Diabetic cardiomyopathy (DCM) is a leading cause of death in diabetic patients. Current therapies do not adequately resolve this problem and focus only on the optimal level of blood glucose for patients. Ferroptosis plays an important role in diabetes mellitus and cardiovascular diseases. However, the role of ferroptosis in DCM remains unclear. Differentially expressed ferroptosis-related genes (DE-FRGs) were identified by intersecting GSE26887 dataset and the Ferroptosis Database (FerrDb). The associations between the DE-FRGs and immune cells in DCM, estimated by CIBERSORTx algorithm, were analyzed. Using flow cytometry (FCM) to evaluated the infiltration of immune cells of myocardial tissues. The expression of DE-FRGs, Glutathione peroxidase 4 (GPX4) and Solute carrier family 7 member 11 (SLC7A11) were examined by real-time quantitative PCR and western blotting. 3 DE-FRGs were identified, which are Heat shock protein family B (small) member 1 (HSPB1), Microsomal glutathione S-transferase 1 (MGST1) and solute carrier family 40 member 1 (SLC40A1) respectively, and they were closely linked to immune cells in DCM. In vivo, the levels of CD8 + T cells, B cells and Treg cells were significantly decreased in the DCM group, while the levels of CD4 + T cells, M1 cells, M2 cells and monocytes were increased.
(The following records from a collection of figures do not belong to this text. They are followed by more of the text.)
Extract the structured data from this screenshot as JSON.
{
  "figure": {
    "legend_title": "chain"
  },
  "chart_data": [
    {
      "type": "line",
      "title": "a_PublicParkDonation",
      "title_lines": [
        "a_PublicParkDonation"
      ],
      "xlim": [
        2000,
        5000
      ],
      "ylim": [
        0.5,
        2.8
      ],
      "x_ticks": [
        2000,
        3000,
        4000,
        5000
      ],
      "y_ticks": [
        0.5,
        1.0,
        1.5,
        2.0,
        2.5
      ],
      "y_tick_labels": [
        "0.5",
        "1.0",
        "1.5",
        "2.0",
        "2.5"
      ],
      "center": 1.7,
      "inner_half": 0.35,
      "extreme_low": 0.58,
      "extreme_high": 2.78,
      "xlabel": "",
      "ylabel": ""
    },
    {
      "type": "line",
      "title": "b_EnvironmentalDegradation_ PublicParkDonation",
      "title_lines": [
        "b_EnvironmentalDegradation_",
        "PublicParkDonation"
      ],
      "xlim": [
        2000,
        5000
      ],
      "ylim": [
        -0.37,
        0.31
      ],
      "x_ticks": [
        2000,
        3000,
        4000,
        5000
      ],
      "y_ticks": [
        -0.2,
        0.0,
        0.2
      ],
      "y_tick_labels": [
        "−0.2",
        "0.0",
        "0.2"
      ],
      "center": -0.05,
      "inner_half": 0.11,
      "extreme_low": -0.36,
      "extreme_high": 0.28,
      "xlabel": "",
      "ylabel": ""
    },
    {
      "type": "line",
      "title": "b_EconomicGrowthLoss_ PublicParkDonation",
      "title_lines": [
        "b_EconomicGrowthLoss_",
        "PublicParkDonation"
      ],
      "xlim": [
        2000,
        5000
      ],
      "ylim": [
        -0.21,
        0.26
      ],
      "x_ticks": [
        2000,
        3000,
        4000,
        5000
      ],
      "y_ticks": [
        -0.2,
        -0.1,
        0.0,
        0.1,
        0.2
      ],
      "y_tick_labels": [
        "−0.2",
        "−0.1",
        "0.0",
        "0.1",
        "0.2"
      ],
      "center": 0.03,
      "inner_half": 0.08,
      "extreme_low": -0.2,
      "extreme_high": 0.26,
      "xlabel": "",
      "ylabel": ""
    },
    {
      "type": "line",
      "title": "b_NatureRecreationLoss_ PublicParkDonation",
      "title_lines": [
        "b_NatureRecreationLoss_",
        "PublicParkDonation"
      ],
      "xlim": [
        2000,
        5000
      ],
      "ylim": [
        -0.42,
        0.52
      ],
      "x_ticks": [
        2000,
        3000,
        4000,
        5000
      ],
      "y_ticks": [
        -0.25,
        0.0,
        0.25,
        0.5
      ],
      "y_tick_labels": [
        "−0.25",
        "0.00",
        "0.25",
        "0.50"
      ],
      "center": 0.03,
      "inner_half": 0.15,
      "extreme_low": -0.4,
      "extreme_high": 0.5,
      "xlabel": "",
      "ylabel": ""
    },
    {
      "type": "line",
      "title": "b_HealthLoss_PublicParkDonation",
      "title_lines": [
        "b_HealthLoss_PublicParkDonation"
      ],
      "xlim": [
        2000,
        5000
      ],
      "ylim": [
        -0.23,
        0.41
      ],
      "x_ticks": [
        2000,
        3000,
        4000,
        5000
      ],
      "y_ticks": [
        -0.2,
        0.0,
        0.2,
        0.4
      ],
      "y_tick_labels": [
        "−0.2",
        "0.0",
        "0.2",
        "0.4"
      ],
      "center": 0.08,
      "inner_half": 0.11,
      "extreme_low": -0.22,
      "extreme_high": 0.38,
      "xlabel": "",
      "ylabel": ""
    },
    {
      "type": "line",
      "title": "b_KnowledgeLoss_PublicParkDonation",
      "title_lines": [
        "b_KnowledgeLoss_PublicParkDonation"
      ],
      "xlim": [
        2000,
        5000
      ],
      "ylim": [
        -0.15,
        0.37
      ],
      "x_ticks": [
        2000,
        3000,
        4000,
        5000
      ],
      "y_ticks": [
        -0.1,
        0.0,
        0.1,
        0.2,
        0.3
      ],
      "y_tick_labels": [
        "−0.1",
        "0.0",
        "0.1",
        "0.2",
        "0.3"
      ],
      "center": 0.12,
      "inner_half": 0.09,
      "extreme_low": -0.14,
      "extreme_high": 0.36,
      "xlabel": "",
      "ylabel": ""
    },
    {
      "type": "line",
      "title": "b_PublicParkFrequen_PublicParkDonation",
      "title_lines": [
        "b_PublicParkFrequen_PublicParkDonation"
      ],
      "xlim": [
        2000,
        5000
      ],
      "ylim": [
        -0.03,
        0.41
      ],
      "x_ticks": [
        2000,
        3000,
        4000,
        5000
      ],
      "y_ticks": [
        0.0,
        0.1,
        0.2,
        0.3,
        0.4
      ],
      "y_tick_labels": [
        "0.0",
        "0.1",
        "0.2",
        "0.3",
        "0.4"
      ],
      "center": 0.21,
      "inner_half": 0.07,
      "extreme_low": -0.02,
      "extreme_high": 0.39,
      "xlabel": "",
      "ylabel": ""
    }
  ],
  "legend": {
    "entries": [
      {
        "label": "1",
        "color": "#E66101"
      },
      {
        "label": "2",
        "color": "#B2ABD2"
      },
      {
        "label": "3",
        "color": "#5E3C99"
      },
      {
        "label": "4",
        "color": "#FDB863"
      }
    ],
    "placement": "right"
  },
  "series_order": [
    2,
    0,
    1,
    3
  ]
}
Diabetes significantly decreased HSPB1 and MGST1 levels and increased ferroptosis compared to normal group. Furthermore, ferroptosis inhibitor ferrostatin-1 (Fer-1) alleviated high-fat diet (HFD)-induced cadiomyocyte injury and rescued the ferroptosis. This study suggests that ferroptosis related gene HSPB1 and MGST1 are closely related to immune cell infiltration, which may become therapeutic targets for DCM.